To enable mobility in industrial communication systems, the seamless integration of 5G with Time-Sensitive Networking (TSN) is a promising approach. Deterministic communication across heterogeneous 5G-TSN systems requires joint scheduling between both domains. A key prerequisite for time-aware end-to-end scheduling is determining the forwarding delay for each TSN Traffic Class at every bridge, referred to as Bridge Delay (BD). Hence, to integrate 5G as a transparent TSN bridge, the 5G BD must be determined and guaranteed. Unlike wired bridges, the 5G BD relies on wireless resource management characteristics, such as the Time Division Duplex pattern and radio resource allocation procedure. In particular, traditional Uplink (UL) schedulers are optimized for throughput but often fail to meet the deadline requirements. To address this challenge, we propose a heterogeneous radio resource scheduler that integrates static and dynamic scheduling. The algorithm pre-allocates resources for time-sensitive periodic streams based on the reported BDs, ensuring alignment with the TSN mechanisms Time-Aware Shaper and Per-Stream Filtering and Policing.

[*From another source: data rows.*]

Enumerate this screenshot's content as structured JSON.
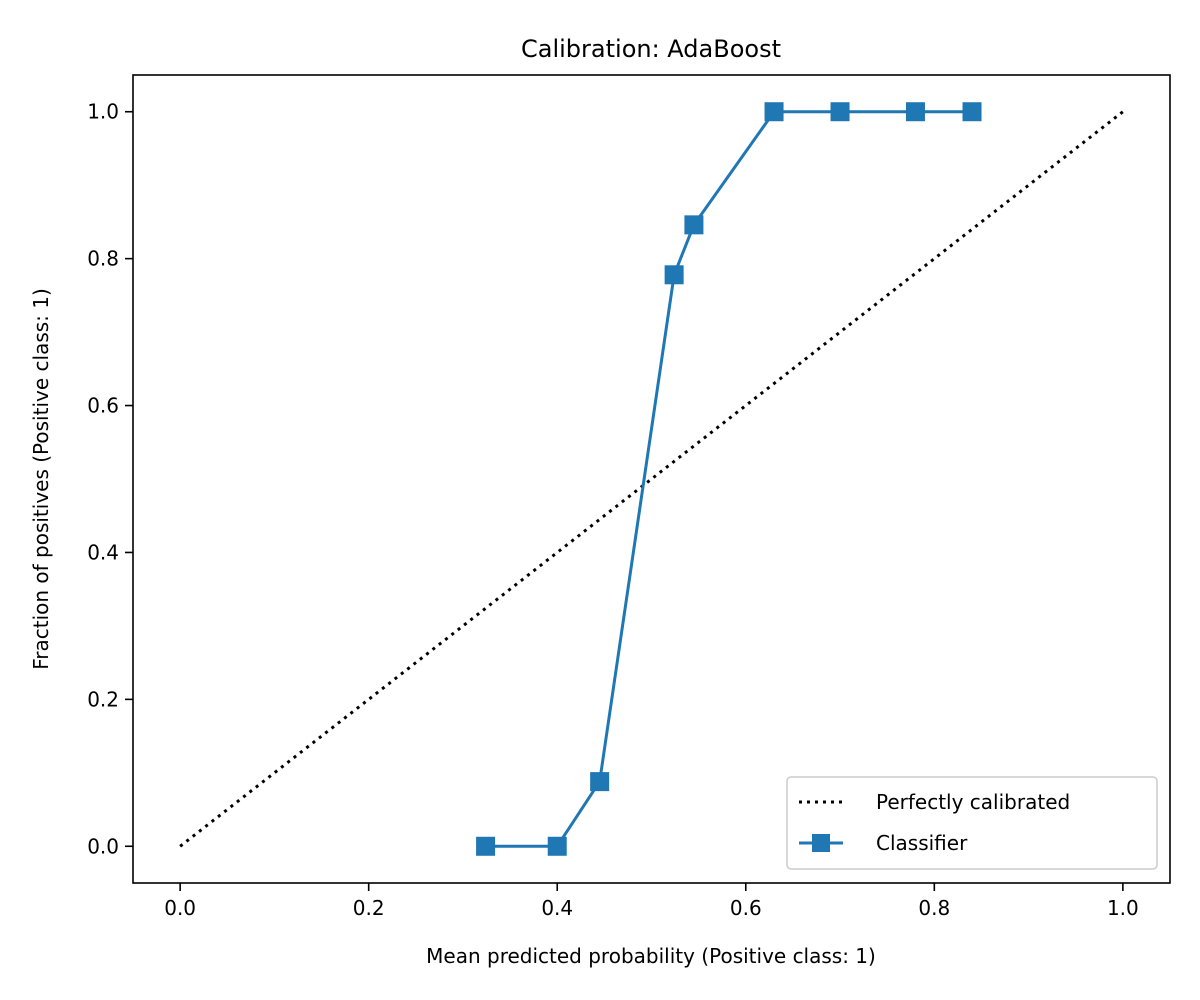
{
  "chart_data": {
    "type": "line",
    "title": "Calibration: AdaBoost",
    "xlabel": "Mean predicted probability (Positive class: 1)",
    "ylabel": "Fraction of positives (Positive class: 1)",
    "xlim": [
      -0.05,
      1.05
    ],
    "ylim": [
      -0.05,
      1.05
    ],
    "xticks": [
      0.0,
      0.2,
      0.4,
      0.6,
      0.8,
      1.0
    ],
    "xtick_labels": [
      "0.0",
      "0.2",
      "0.4",
      "0.6",
      "0.8",
      "1.0"
    ],
    "yticks": [
      0.0,
      0.2,
      0.4,
      0.6,
      0.8,
      1.0
    ],
    "ytick_labels": [
      "0.0",
      "0.2",
      "0.4",
      "0.6",
      "0.8",
      "1.0"
    ],
    "grid": false,
    "legend_position": "lower-right",
    "series": [
      {
        "name": "Perfectly calibrated",
        "color": "#000000",
        "style": "dotted",
        "marker": "none",
        "x": [
          0.0,
          1.0
        ],
        "y": [
          0.0,
          1.0
        ]
      },
      {
        "name": "Classifier",
        "color": "#1f77b4",
        "style": "solid",
        "marker": "square",
        "x": [
          0.324,
          0.4,
          0.445,
          0.524,
          0.545,
          0.63,
          0.7,
          0.78,
          0.84
        ],
        "y": [
          0.0,
          0.0,
          0.088,
          0.778,
          0.846,
          1.0,
          1.0,
          1.0,
          1.0
        ]
      }
    ]
  }
}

Meanwhile, remaining resources are dynamically allocated to non-deterministic flows using established strategies such as Proportional Fair, Max C/I, or a Quality of Service-aware priority-based scheduler. The scheduler's performance is evaluated through OMNeT++ simulations. The results demonstrate support for diverse TSN flows while ensuring deadline-aware scheduling of time-sensitive UL traffic in mobility scenarios. Periodic time-sensitive flows are end-to-end scheduled across domains, improving the resource efficiency by 28% compared to the Configured Grant baseline. While reliability is preserved, non-deterministic rate-sensitive flows benefit from the improved resource utilization, resulting in higher throughput

Paper Structure

This paper contains 18 sections, 7 equations, 5 figures, 3 tables, 2 algorithms.

Figures (5)

  • Figure 1: Integration of 5G as transparent bridge within a fully centralized TSN system according to 3GPP 23.501.
  • Figure 2: Workflow of time-aware TSN using PSFP to protect the TAS schedule (abstracted from 8021Qbv, 8021Qci).
  • Figure 3: Delay of dynamic and static resource allocation in TDD-based 5G.
  • Figure 4: Simulation results of periodic simulation scenario. a) E2E delay, b) PER and RB utilization.
  • Figure 5: Results of heterogeneous simulation scenario. a) E2E delay of time-sensitive TC, b) Delay and jitter of non-deterministic time-sensitive flows showing impact of the MDBV configuration, and c) Throughput stability of TC with a rate requirement.